Prof. Dr. Barış Erdoğan; bu zamana kadar aile, komşuluk, akrabalık, hemşerilik gibi dayanışma ağları ile Türk toplumunun özellikle ekonomik sorunların üstesinden gelmeyi başardığını söyledi ve sözlerini şöyle tamamladı:

 

“Ancak bu geleneksel sosyal dayanışma ağları şehirleşme, bireyselleşme, tüketim alışkanlıklarımızın hızla değişimi ile çatırdıyor, yetmiyor. Bu geçmişte Batı’da da böyle olmuştu, şimdi Türkiye’de böyle oluyor. Bireyler bu ağır yükü tek başına taşımakta güçlük çekiyorlar. Kaçınılmaz olan toplumsal değişim karşısında toplumsal sağlığı koruyabilmek için yapılması gereken resmi sosyal dayanışma ağlarını güçlendirmek, bireylere her ne olursa olsun benim yanımda, bana sahip çıkacak resmi kurumlar olduğu inancını yaratmak ve sağlamaktır.
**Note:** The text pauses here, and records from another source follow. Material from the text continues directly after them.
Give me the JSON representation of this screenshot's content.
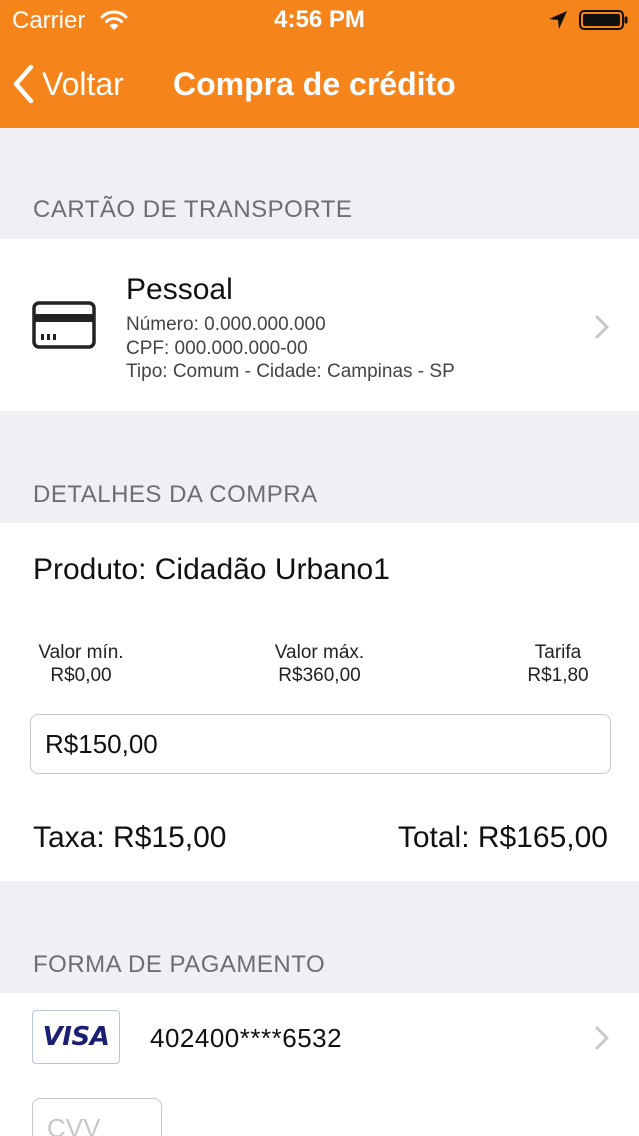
{
  "status_bar": {
    "carrier": "Carrier",
    "time": "4:56 PM",
    "icons": [
      "wifi-icon",
      "location-arrow-icon",
      "battery-icon"
    ]
  },
  "nav": {
    "back_label": "Voltar",
    "title": "Compra de crédito"
  },
  "transport_card": {
    "section_title": "CARTÃO DE TRANSPORTE",
    "icon": "credit-card-icon",
    "name": "Pessoal",
    "numero": "Número: 0.000.000.000",
    "cpf": "CPF: 000.000.000-00",
    "tipo": "Tipo: Comum - Cidade: Campinas - SP"
  },
  "purchase": {
    "section_title": "DETALHES DA COMPRA",
    "product": "Produto: Cidadão Urbano1",
    "min_label": "Valor mín.",
    "min_value": "R$0,00",
    "max_label": "Valor máx.",
    "max_value": "R$360,00",
    "tarifa_label": "Tarifa",
    "tarifa_value": "R$1,80",
    "amount_value": "R$150,00",
    "taxa": "Taxa: R$15,00",
    "total": "Total: R$165,00"
  },
  "payment": {
    "section_title": "FORMA DE PAGAMENTO",
    "card_brand": "VISA",
    "card_number": "402400****6532",
    "cvv_placeholder": "CVV"
  },
  "colors": {
    "accent": "#f5841b",
    "background": "#efeff4",
    "section_text": "#6d6d72",
    "visa_blue": "#1a1f71"
  }
}
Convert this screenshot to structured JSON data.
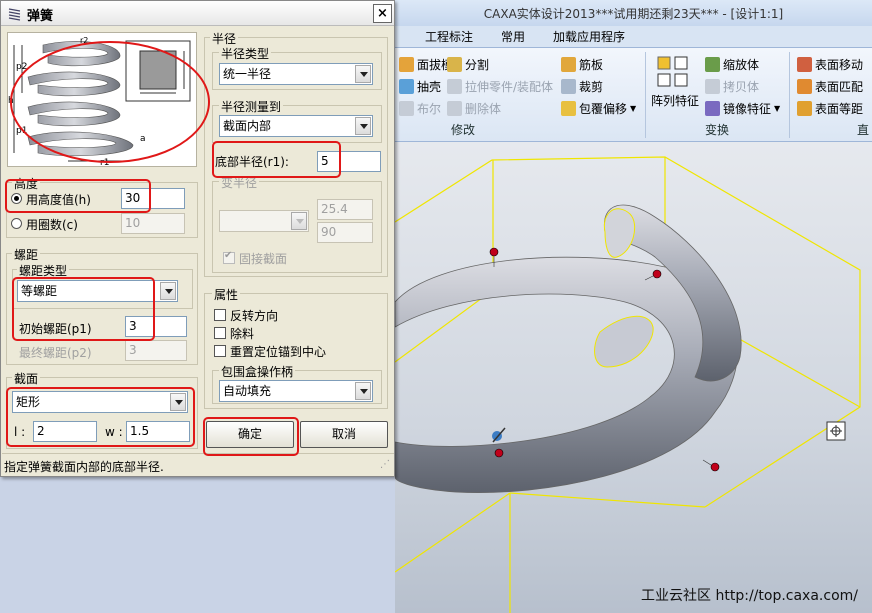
{
  "app": {
    "title": "CAXA实体设计2013***试用期还剩23天*** - [设计1:1]",
    "tabs": [
      "工程标注",
      "常用",
      "加载应用程序"
    ],
    "ribbon": {
      "col1": [
        "面拔模",
        "抽壳",
        "布尔"
      ],
      "col2": [
        "分割",
        "拉伸零件/装配体",
        "删除体"
      ],
      "col3": [
        "筋板",
        "裁剪",
        "包覆偏移"
      ],
      "group_modify": "修改",
      "array_feature": "阵列特征",
      "col5": [
        "缩放体",
        "拷贝体",
        "镜像特征"
      ],
      "group_transform": "变换",
      "col6": [
        "表面移动",
        "表面匹配",
        "表面等距"
      ],
      "group_direct": "直"
    },
    "watermark": "工业云社区 http://top.caxa.com/"
  },
  "dialog": {
    "title": "弹簧",
    "close": "×",
    "height_group": {
      "label": "高度",
      "opt_height": "用高度值(h)",
      "height_value": "30",
      "opt_turns": "用圈数(c)",
      "turns_value": "10"
    },
    "pitch_group": {
      "label": "螺距",
      "type_label": "螺距类型",
      "type_value": "等螺距",
      "initial_label": "初始螺距(p1)",
      "initial_value": "3",
      "final_label": "最终螺距(p2)",
      "final_value": "3"
    },
    "section_group": {
      "label": "截面",
      "shape_value": "矩形",
      "l_label": "l :",
      "l_value": "2",
      "w_label": "w :",
      "w_value": "1.5"
    },
    "radius_group": {
      "label": "半径",
      "type_label": "半径类型",
      "type_value": "统一半径",
      "measure_label": "半径测量到",
      "measure_value": "截面内部",
      "bottom_label": "底部半径(r1):",
      "bottom_value": "5",
      "var_label": "变半径",
      "var_value1": "25.4",
      "var_value2": "90",
      "fixed_section": "固接截面"
    },
    "props_group": {
      "label": "属性",
      "reverse": "反转方向",
      "remove": "除料",
      "reset_anchor": "重置定位锚到中心",
      "bbox_label": "包围盒操作柄",
      "bbox_value": "自动填充"
    },
    "ok": "确定",
    "cancel": "取消",
    "status": "指定弹簧截面内部的底部半径.",
    "preview_labels": {
      "p2": "p2",
      "p1": "p1",
      "r1": "r1",
      "h": "h",
      "a": "a",
      "r2": "r2"
    }
  },
  "colors": {
    "annotation_red": "#e01818",
    "wireframe_yellow": "#f0e600",
    "handle_red": "#c0001a"
  }
}
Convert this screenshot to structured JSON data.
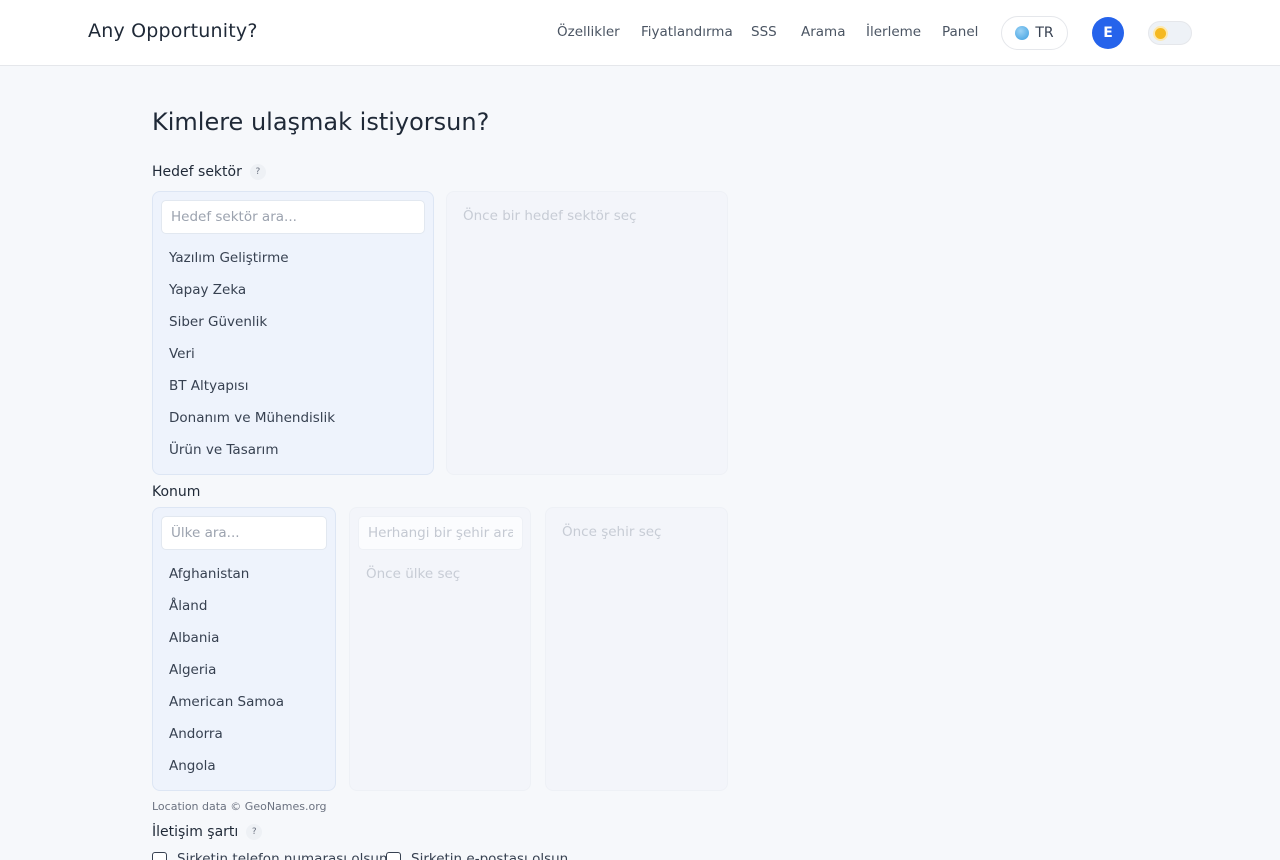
{
  "header": {
    "brand": "Any Opportunity?",
    "nav": [
      "Özellikler",
      "Fiyatlandırma",
      "SSS",
      "Arama",
      "İlerleme",
      "Panel"
    ],
    "lang": "TR",
    "avatar_initial": "E"
  },
  "main": {
    "title": "Kimlere ulaşmak istiyorsun?",
    "sector": {
      "label": "Hedef sektör",
      "help": "?",
      "search_placeholder": "Hedef sektör ara...",
      "items": [
        "Yazılım Geliştirme",
        "Yapay Zeka",
        "Siber Güvenlik",
        "Veri",
        "BT Altyapısı",
        "Donanım ve Mühendislik",
        "Ürün ve Tasarım"
      ],
      "subsector_placeholder": "Önce bir hedef sektör seç"
    },
    "location": {
      "label": "Konum",
      "country_search_placeholder": "Ülke ara...",
      "countries": [
        "Afghanistan",
        "Åland",
        "Albania",
        "Algeria",
        "American Samoa",
        "Andorra",
        "Angola"
      ],
      "city_search_placeholder": "Herhangi bir şehir ara...",
      "city_placeholder": "Önce ülke seç",
      "district_placeholder": "Önce şehir seç",
      "attribution": "Location data © GeoNames.org"
    },
    "contact": {
      "label": "İletişim şartı",
      "help": "?",
      "options": [
        "Şirketin telefon numarası olsun",
        "Şirketin e-postası olsun"
      ]
    }
  }
}
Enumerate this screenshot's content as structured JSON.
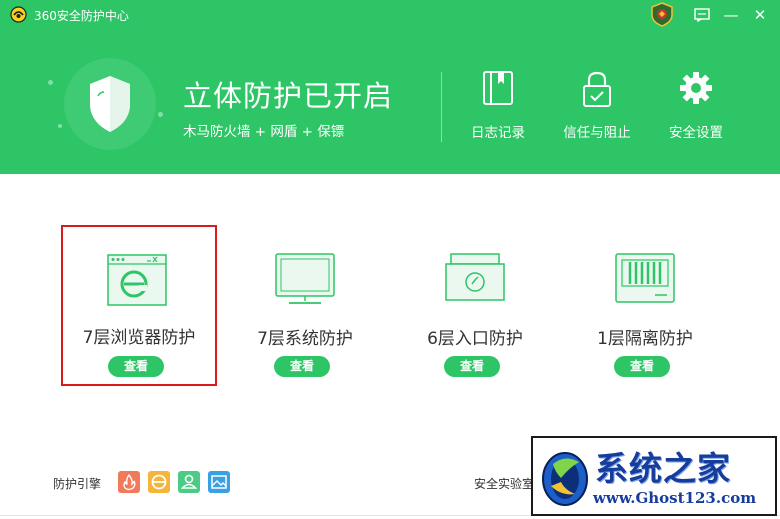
{
  "window": {
    "title": "360安全防护中心",
    "controls": {
      "feedback_icon": "message-icon",
      "minimize": "—",
      "close": "✕"
    }
  },
  "hero": {
    "title": "立体防护已开启",
    "subtitle": "木马防火墙 + 网盾 + 保镖"
  },
  "header_actions": [
    {
      "label": "日志记录",
      "icon": "log-book-icon"
    },
    {
      "label": "信任与阻止",
      "icon": "lock-icon"
    },
    {
      "label": "安全设置",
      "icon": "gear-icon"
    }
  ],
  "cards": [
    {
      "name": "7层浏览器防护",
      "button": "查看",
      "icon": "browser-icon",
      "selected": true
    },
    {
      "name": "7层系统防护",
      "button": "查看",
      "icon": "monitor-icon",
      "selected": false
    },
    {
      "name": "6层入口防护",
      "button": "查看",
      "icon": "entrance-icon",
      "selected": false
    },
    {
      "name": "1层隔离防护",
      "button": "查看",
      "icon": "isolation-icon",
      "selected": false
    }
  ],
  "footer": {
    "engine_label": "防护引擎",
    "engines": [
      {
        "icon": "fire-engine-icon",
        "color": "#f07a5a"
      },
      {
        "icon": "e-engine-icon",
        "color": "#f4b53a"
      },
      {
        "icon": "user-engine-icon",
        "color": "#4ccb85"
      },
      {
        "icon": "image-engine-icon",
        "color": "#3aa0e4"
      }
    ],
    "lab_text": "安全实验室"
  },
  "watermark": {
    "title": "系统之家",
    "url": "www.Ghost123.com"
  },
  "colors": {
    "brand_green": "#2dc565",
    "selected_border": "#d91a1a"
  }
}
Ayrıca birçok ülkede yapıldığı gibi toplumsal travmalara neden olan olaylarla yüzleşmek ve geçmişle barışmak günümüzdeki moda tabiriyle helalleşmenin bir çeşit toplumsal terapi yerine geçeceği için toplumun sağlığı açısından önemli olduğunu söyleyebiliriz.”